Rose and Fence © Mary Baker, Oil on Paper

How to Make Time for Art

The key to making time for art is the ability to say "NO".

If you say "yes" to everything that is asked of you, you will not have time to be creative. And it is so easy to say "yes" to all kinds of things and so hard to say "no." It is hard to say "no" to immediate family, extended family, demands of friends, organizations, messy houses, cluttered basements - the list is endless.

Making art takes lots of time. It not only takes a great deal of time to do whatever it is you are creating, but it also takes a great deal time for what most people would consider "down time." Artistic down time is a foreign concept to people who are not artists. Our society values busyness over artistic incubation, but you cannot create art without it.

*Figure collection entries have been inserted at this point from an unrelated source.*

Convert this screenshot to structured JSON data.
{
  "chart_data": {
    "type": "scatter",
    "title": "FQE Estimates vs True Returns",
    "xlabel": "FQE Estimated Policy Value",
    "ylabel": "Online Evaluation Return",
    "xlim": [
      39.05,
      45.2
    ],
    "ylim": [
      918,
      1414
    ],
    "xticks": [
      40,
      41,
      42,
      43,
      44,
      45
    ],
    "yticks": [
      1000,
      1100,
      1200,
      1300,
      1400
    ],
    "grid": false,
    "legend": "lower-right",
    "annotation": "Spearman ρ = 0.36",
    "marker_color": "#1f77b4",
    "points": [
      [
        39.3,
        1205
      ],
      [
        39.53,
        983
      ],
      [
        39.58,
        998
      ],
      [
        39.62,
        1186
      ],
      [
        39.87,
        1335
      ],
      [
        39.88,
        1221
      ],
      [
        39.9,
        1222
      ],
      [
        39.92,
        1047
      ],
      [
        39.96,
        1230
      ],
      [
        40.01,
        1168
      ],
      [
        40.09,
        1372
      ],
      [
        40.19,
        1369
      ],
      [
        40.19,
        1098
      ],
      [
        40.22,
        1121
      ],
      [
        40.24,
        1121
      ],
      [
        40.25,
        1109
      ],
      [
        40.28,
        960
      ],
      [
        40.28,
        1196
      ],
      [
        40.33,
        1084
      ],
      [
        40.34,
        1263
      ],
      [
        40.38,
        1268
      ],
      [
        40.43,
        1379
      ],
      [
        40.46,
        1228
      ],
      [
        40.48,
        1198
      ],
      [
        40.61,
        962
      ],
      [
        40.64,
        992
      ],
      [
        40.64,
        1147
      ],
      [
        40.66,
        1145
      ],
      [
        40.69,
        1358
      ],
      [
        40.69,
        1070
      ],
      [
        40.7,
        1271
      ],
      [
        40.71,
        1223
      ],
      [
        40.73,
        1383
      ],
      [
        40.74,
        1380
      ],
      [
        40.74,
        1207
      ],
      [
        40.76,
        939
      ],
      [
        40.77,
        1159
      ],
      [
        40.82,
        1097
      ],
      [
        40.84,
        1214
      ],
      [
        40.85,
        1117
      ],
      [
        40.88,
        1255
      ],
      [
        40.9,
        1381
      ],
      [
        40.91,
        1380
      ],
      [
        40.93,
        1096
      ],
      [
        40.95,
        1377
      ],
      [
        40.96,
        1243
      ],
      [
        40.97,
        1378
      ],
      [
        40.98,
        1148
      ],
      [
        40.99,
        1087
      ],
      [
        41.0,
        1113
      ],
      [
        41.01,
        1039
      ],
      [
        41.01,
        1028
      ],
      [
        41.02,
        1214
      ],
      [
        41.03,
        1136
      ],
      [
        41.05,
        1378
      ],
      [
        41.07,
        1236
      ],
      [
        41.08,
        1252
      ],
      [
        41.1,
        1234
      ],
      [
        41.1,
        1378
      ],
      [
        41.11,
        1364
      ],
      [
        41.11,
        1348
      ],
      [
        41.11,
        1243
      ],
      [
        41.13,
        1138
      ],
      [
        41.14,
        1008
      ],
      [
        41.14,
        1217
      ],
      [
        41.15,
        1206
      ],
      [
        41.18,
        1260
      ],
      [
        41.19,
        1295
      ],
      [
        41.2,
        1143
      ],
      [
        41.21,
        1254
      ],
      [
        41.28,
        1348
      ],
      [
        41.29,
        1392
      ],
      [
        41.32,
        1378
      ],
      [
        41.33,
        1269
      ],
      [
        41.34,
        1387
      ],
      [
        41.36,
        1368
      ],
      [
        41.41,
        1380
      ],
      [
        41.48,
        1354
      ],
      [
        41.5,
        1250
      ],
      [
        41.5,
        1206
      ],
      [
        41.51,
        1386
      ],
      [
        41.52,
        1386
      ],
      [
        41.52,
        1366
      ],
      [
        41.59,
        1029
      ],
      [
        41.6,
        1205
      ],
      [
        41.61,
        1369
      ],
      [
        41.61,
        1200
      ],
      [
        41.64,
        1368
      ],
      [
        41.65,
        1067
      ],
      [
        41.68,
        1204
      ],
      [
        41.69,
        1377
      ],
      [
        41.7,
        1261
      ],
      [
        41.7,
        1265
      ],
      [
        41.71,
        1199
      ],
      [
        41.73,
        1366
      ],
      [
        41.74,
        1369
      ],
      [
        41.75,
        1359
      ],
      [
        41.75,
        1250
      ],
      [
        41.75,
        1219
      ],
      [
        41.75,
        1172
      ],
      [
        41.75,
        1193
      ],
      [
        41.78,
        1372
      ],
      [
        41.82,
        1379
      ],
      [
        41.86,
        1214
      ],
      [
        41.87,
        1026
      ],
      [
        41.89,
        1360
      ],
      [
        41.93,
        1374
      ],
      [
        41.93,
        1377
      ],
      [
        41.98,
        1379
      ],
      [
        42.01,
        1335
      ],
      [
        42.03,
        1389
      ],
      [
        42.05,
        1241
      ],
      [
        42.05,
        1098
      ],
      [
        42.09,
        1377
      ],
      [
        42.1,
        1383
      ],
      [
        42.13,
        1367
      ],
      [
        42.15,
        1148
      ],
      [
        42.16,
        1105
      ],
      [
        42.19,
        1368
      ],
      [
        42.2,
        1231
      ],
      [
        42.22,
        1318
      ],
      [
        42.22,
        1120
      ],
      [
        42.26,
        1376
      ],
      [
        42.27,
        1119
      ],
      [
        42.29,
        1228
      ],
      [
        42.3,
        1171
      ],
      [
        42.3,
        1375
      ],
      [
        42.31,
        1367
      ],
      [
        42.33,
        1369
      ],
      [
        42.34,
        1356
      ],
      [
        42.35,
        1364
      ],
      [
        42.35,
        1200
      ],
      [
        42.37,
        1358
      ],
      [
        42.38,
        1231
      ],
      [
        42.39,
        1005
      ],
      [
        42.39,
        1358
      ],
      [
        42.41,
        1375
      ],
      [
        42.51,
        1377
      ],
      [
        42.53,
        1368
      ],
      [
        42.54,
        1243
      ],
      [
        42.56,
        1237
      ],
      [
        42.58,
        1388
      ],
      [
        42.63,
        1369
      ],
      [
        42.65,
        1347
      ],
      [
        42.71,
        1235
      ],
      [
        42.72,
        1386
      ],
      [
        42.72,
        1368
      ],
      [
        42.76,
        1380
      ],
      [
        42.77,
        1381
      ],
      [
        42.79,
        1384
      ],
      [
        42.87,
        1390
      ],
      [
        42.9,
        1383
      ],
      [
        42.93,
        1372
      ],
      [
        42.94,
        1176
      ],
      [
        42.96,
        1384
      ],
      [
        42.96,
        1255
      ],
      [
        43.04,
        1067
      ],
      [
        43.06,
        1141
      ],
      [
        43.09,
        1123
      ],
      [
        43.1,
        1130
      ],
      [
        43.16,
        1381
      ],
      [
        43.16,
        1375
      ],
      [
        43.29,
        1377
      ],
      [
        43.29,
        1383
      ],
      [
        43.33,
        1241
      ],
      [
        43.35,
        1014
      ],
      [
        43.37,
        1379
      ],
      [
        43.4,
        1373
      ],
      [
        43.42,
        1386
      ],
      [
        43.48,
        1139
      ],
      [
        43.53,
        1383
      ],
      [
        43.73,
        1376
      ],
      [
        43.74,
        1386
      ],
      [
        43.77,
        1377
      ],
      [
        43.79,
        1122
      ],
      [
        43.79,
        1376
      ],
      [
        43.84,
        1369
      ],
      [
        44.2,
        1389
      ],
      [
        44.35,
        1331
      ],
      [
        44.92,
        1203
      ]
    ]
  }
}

You will feel immensely guilty saying to yourself that your art is more important than time spent with a certain friend, organization or clearing out that large dust bunny that is appearing under your bed! But ask yourself, if there was something really crucial, wouldn't you slash everything that was unessential in your life to take care of it. The answer is yes. Do the same thing with your art.

Learning how to say "no" takes practice. You may want to communicate to your nearest and dearest your new priority, so they won't feel emotionally abandoned. From time to time you will get sucked into situations and events; and it takes a great deal of effort to find a balance between creating art and also having a meaningful life outside of that endeavor.

But remember, "no" is a complete sentence. It will take everyone some time to adjust to your new way of living. There may be a lot of grumbling from a lot of people, but if creating art is really important to you, let them grumble away. You'll find out who your friends really are. The ones that really care about you will want what's important for you--to create art!